Ans: i5 4440 (I was a noob....... Should have bought an Fx 6300 and saved some more money for better gfx) 
Gigabyte b85m-d3h
Corsair vengeance 4 GB
Deepcool tesseract sw
Dell s2240l 22 inch
Antec vp550p
Logitech mk220


----------



## SaiyanGoku (Mar 13, 2015)

Forget them both for 1080p gaming. You'll have to spend around 16-17k for GTX 960 if you want to play games at FHD resolution for next 3 years.


----------



## Akshay Biyani (Mar 13, 2015)

SaiyanGoku said:


> Forget them both for 1080p gaming. You'll have to spend around 16-17k for GTX 960 if you want to play games at FHD resolution for next 3 years.


Even at low settings 1080p ?  Seriously now consoles seems better option


----------



## SaiyanGoku (Mar 13, 2015)

Akshay Biyani said:


> Even at low settings 1080p ?  Seriously now consoles seems better option



What's the point of playing games at low settings on a new PC? 
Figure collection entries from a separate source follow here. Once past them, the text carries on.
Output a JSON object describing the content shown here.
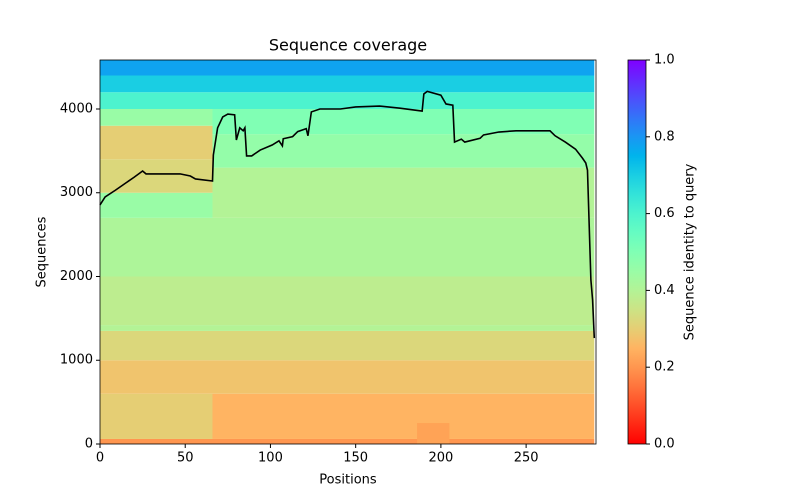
{
  "chart_data": {
    "type": "coverage",
    "title": "Sequence coverage",
    "x_label": "Positions",
    "y_label": "Sequences",
    "colorbar_label": "Sequence identity to query",
    "xlim": [
      0,
      291
    ],
    "ylim": [
      0,
      4585
    ],
    "xticks": [
      0,
      50,
      100,
      150,
      200,
      250
    ],
    "yticks": [
      0,
      1000,
      2000,
      3000,
      4000
    ],
    "colorbar_lim": [
      0,
      1
    ],
    "colorbar_ticks": [
      {
        "value": 0,
        "label": "0.0"
      },
      {
        "value": 0.2,
        "label": "0.2"
      },
      {
        "value": 0.4,
        "label": "0.4"
      },
      {
        "value": 0.6,
        "label": "0.6"
      },
      {
        "value": 0.8,
        "label": "0.8"
      },
      {
        "value": 1,
        "label": "1.0"
      }
    ],
    "line_color": "#000000",
    "bands": [
      {
        "x": [
          0,
          290
        ],
        "y": [
          0,
          60
        ],
        "identity": 0.2
      },
      {
        "x": [
          0,
          66
        ],
        "y": [
          60,
          600
        ],
        "identity": 0.3
      },
      {
        "x": [
          66,
          290
        ],
        "y": [
          60,
          600
        ],
        "identity": 0.25
      },
      {
        "x": [
          186,
          205
        ],
        "y": [
          0,
          250
        ],
        "identity": 0.22
      },
      {
        "x": [
          0,
          290
        ],
        "y": [
          600,
          1000
        ],
        "identity": 0.28
      },
      {
        "x": [
          0,
          290
        ],
        "y": [
          1000,
          1350
        ],
        "identity": 0.32
      },
      {
        "x": [
          0,
          290
        ],
        "y": [
          1350,
          1420
        ],
        "identity": 0.4
      },
      {
        "x": [
          0,
          290
        ],
        "y": [
          1420,
          2000
        ],
        "identity": 0.38
      },
      {
        "x": [
          0,
          290
        ],
        "y": [
          2000,
          2700
        ],
        "identity": 0.41
      },
      {
        "x": [
          0,
          66
        ],
        "y": [
          2700,
          3000
        ],
        "identity": 0.45
      },
      {
        "x": [
          66,
          290
        ],
        "y": [
          2700,
          3300
        ],
        "identity": 0.4
      },
      {
        "x": [
          0,
          66
        ],
        "y": [
          3000,
          3400
        ],
        "identity": 0.32
      },
      {
        "x": [
          66,
          290
        ],
        "y": [
          3300,
          3700
        ],
        "identity": 0.46
      },
      {
        "x": [
          0,
          66
        ],
        "y": [
          3400,
          3800
        ],
        "identity": 0.3
      },
      {
        "x": [
          66,
          290
        ],
        "y": [
          3700,
          4000
        ],
        "identity": 0.5
      },
      {
        "x": [
          0,
          66
        ],
        "y": [
          3800,
          4000
        ],
        "identity": 0.45
      },
      {
        "x": [
          0,
          290
        ],
        "y": [
          4000,
          4200
        ],
        "identity": 0.6
      },
      {
        "x": [
          0,
          290
        ],
        "y": [
          4200,
          4400
        ],
        "identity": 0.7
      },
      {
        "x": [
          0,
          290
        ],
        "y": [
          4400,
          4585
        ],
        "identity": 0.78
      }
    ],
    "coverage": {
      "x": [
        0,
        3,
        9,
        15,
        20,
        25,
        27,
        35,
        47,
        53,
        56,
        66,
        66.5,
        69,
        72,
        75,
        79,
        80,
        82,
        84,
        85,
        86,
        89,
        94,
        101,
        105,
        107,
        107.5,
        113,
        116,
        121,
        122,
        124,
        129,
        141,
        150,
        164,
        176,
        189,
        190,
        192,
        200,
        203,
        207,
        208,
        212,
        214,
        223,
        225,
        234,
        244,
        264,
        267,
        273,
        279,
        283,
        285,
        286,
        288,
        289,
        290
      ],
      "y": [
        2855,
        2950,
        3030,
        3115,
        3185,
        3260,
        3225,
        3225,
        3225,
        3200,
        3165,
        3140,
        3450,
        3775,
        3905,
        3940,
        3930,
        3630,
        3775,
        3740,
        3775,
        3440,
        3440,
        3510,
        3570,
        3620,
        3560,
        3645,
        3670,
        3730,
        3765,
        3680,
        3965,
        4000,
        4000,
        4025,
        4035,
        4010,
        3975,
        4180,
        4210,
        4165,
        4060,
        4045,
        3605,
        3640,
        3605,
        3650,
        3690,
        3725,
        3740,
        3740,
        3680,
        3605,
        3520,
        3415,
        3355,
        3270,
        1960,
        1720,
        1265
      ]
    }
  }
}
Anyway, 750 Ti is at the end of its life cycle and will be replaced by 950/950 Ti in coming months.


----------



## kamikaz (Mar 13, 2015)

Best Budget Graphics Cards - Entry-Level GPUs
This link gives more or less what you want, as per them both the cards offer similar performance and will allow you to play 1080p at medium settings (not all games)
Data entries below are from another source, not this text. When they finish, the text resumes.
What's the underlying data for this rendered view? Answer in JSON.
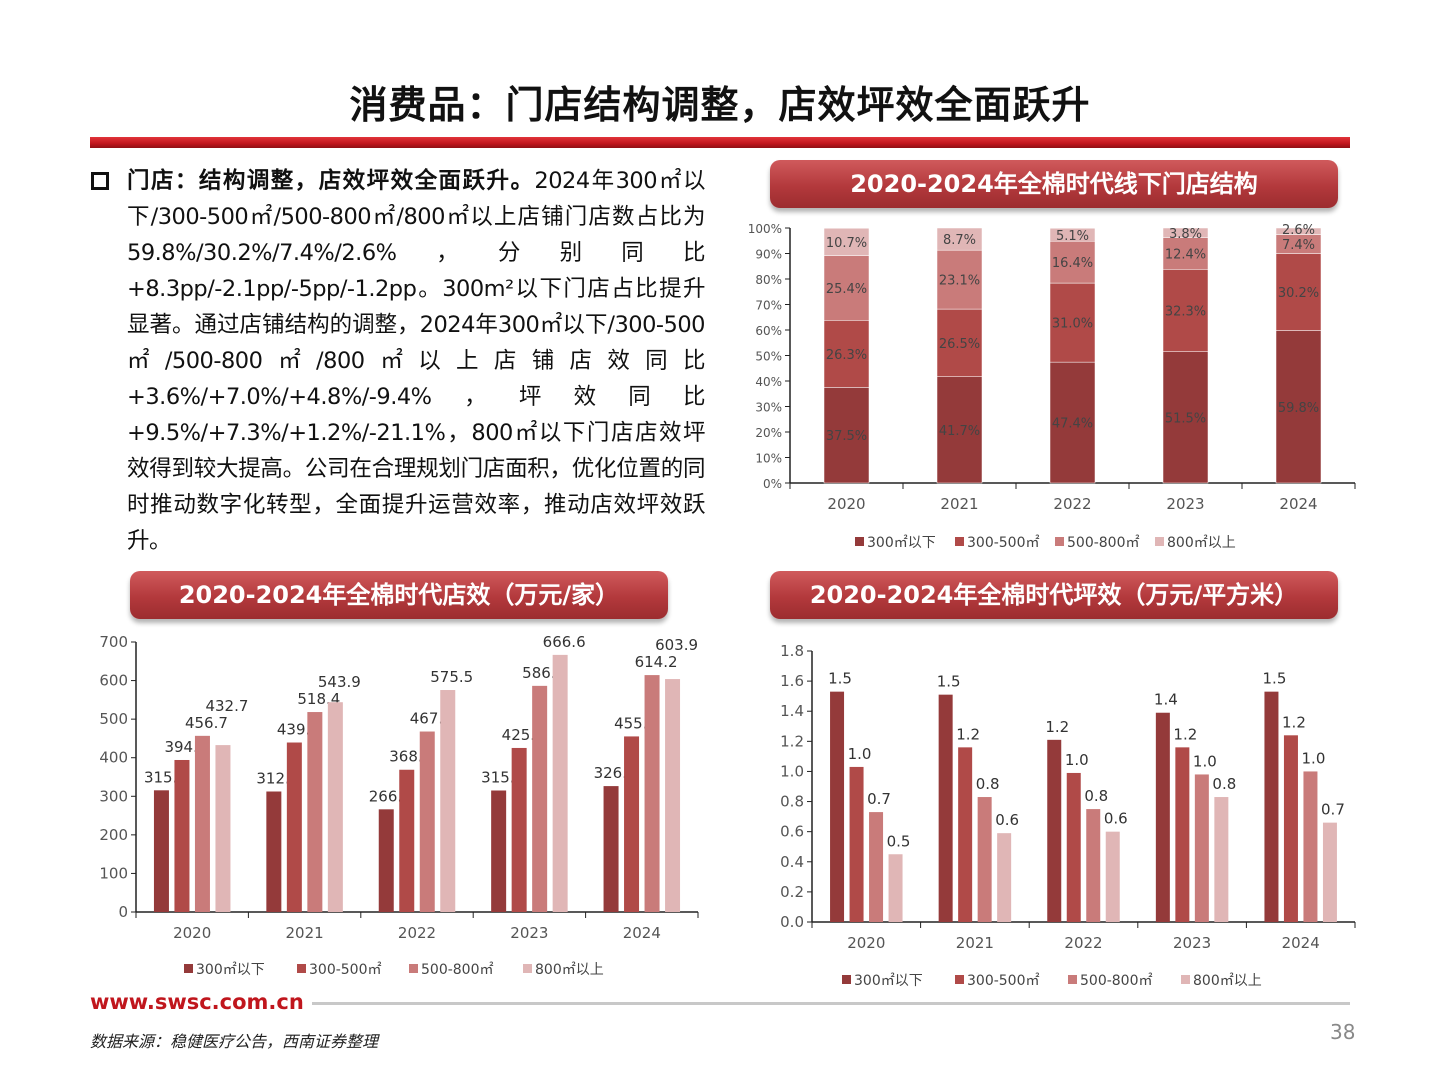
{
  "title": "消费品：门店结构调整，店效坪效全面跃升",
  "paragraph": {
    "lead": "门店：结构调整，店效坪效全面跃升。",
    "body": "2024年300㎡以下/300-500㎡/500-800㎡/800㎡以上店铺门店数占比为59.8%/30.2%/7.4%/2.6%，分别同比+8.3pp/-2.1pp/-5pp/-1.2pp。300m²以下门店占比提升显著。通过店铺结构的调整，2024年300㎡以下/300-500㎡/500-800㎡/800㎡以上店铺店效同比+3.6%/+7.0%/+4.8%/-9.4%，坪效同比+9.5%/+7.3%/+1.2%/-21.1%，800㎡以下门店店效坪效得到较大提高。公司在合理规划门店面积，优化位置的同时推动数字化转型，全面提升运营效率，推动店效坪效跃升。"
  },
  "footer": {
    "url": "www.swsc.com.cn",
    "source": "数据来源：稳健医疗公告，西南证券整理",
    "page": "38"
  },
  "colors": {
    "s1": "#943a3a",
    "s2": "#b04a48",
    "s3": "#c97b7a",
    "s4": "#e0b6b6",
    "axis": "#222222",
    "tick": "#555555"
  },
  "chart_data": [
    {
      "type": "bar",
      "stacked": true,
      "title": "2020-2024年全棉时代线下门店结构",
      "categories": [
        "2020",
        "2021",
        "2022",
        "2023",
        "2024"
      ],
      "ylim": [
        0,
        100
      ],
      "yticks": [
        "0%",
        "10%",
        "20%",
        "30%",
        "40%",
        "50%",
        "60%",
        "70%",
        "80%",
        "90%",
        "100%"
      ],
      "legend_position": "bottom",
      "series": [
        {
          "name": "300㎡以下",
          "values": [
            37.5,
            41.7,
            47.4,
            51.5,
            59.8
          ],
          "labels": [
            "37.5%",
            "41.7%",
            "47.4%",
            "51.5%",
            "59.8%"
          ]
        },
        {
          "name": "300-500㎡",
          "values": [
            26.3,
            26.5,
            31.0,
            32.3,
            30.2
          ],
          "labels": [
            "26.3%",
            "26.5%",
            "31.0%",
            "32.3%",
            "30.2%"
          ]
        },
        {
          "name": "500-800㎡",
          "values": [
            25.4,
            23.1,
            16.4,
            12.4,
            7.4
          ],
          "labels": [
            "25.4%",
            "23.1%",
            "16.4%",
            "12.4%",
            "7.4%"
          ]
        },
        {
          "name": "800㎡以上",
          "values": [
            10.7,
            8.7,
            5.1,
            3.8,
            2.6
          ],
          "labels": [
            "10.7%",
            "8.7%",
            "5.1%",
            "3.8%",
            "2.6%"
          ]
        }
      ]
    },
    {
      "type": "bar",
      "title": "2020-2024年全棉时代店效（万元/家）",
      "categories": [
        "2020",
        "2021",
        "2022",
        "2023",
        "2024"
      ],
      "ylim": [
        0,
        700
      ],
      "yticks": [
        "0",
        "100",
        "200",
        "300",
        "400",
        "500",
        "600",
        "700"
      ],
      "legend_position": "bottom",
      "series": [
        {
          "name": "300㎡以下",
          "values": [
            315.5,
            312.4,
            266.2,
            315.0,
            326.4
          ],
          "labels": [
            "315.5",
            "312.4",
            "266.2",
            "315.0",
            "326.4"
          ]
        },
        {
          "name": "300-500㎡",
          "values": [
            394.1,
            439.4,
            368.8,
            425.3,
            455.2
          ],
          "labels": [
            "394.1",
            "439.4",
            "368.8",
            "425.3",
            "455.2"
          ]
        },
        {
          "name": "500-800㎡",
          "values": [
            456.7,
            518.4,
            467.9,
            586.3,
            614.2
          ],
          "labels": [
            "456.7",
            "518.4",
            "467.9",
            "586.3",
            "614.2"
          ]
        },
        {
          "name": "800㎡以上",
          "values": [
            432.7,
            543.9,
            575.5,
            666.6,
            603.9
          ],
          "labels": [
            "432.7",
            "543.9",
            "575.5",
            "666.6",
            "603.9"
          ]
        }
      ]
    },
    {
      "type": "bar",
      "title": "2020-2024年全棉时代坪效（万元/平方米）",
      "categories": [
        "2020",
        "2021",
        "2022",
        "2023",
        "2024"
      ],
      "ylim": [
        0,
        1.8
      ],
      "yticks": [
        "0.0",
        "0.2",
        "0.4",
        "0.6",
        "0.8",
        "1.0",
        "1.2",
        "1.4",
        "1.6",
        "1.8"
      ],
      "legend_position": "bottom",
      "series": [
        {
          "name": "300㎡以下",
          "values": [
            1.53,
            1.51,
            1.21,
            1.39,
            1.53
          ],
          "labels": [
            "1.5",
            "1.5",
            "1.2",
            "1.4",
            "1.5"
          ]
        },
        {
          "name": "300-500㎡",
          "values": [
            1.03,
            1.16,
            0.99,
            1.16,
            1.24
          ],
          "labels": [
            "1.0",
            "1.2",
            "1.0",
            "1.2",
            "1.2"
          ]
        },
        {
          "name": "500-800㎡",
          "values": [
            0.73,
            0.83,
            0.75,
            0.98,
            1.0
          ],
          "labels": [
            "0.7",
            "0.8",
            "0.8",
            "1.0",
            "1.0"
          ]
        },
        {
          "name": "800㎡以上",
          "values": [
            0.45,
            0.59,
            0.6,
            0.83,
            0.66
          ],
          "labels": [
            "0.5",
            "0.6",
            "0.6",
            "0.8",
            "0.7"
          ]
        }
      ]
    }
  ]
}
But if you are looking to future proof your system, you'll have to increase your budget I guess

It's also worth while to say what games you are planning to play, if it's something like dota 2 I think those cards are more than enough


----------



## bssunilreddy (Mar 14, 2015)

Just see the difference in performance between similar cards like R7 265 vs. 750ti and decide for yourself.


*i.imgur.com/XxvZ8tf.png

*i.imgur.com/gPdJXxc.png

Source: HardOCP.


----------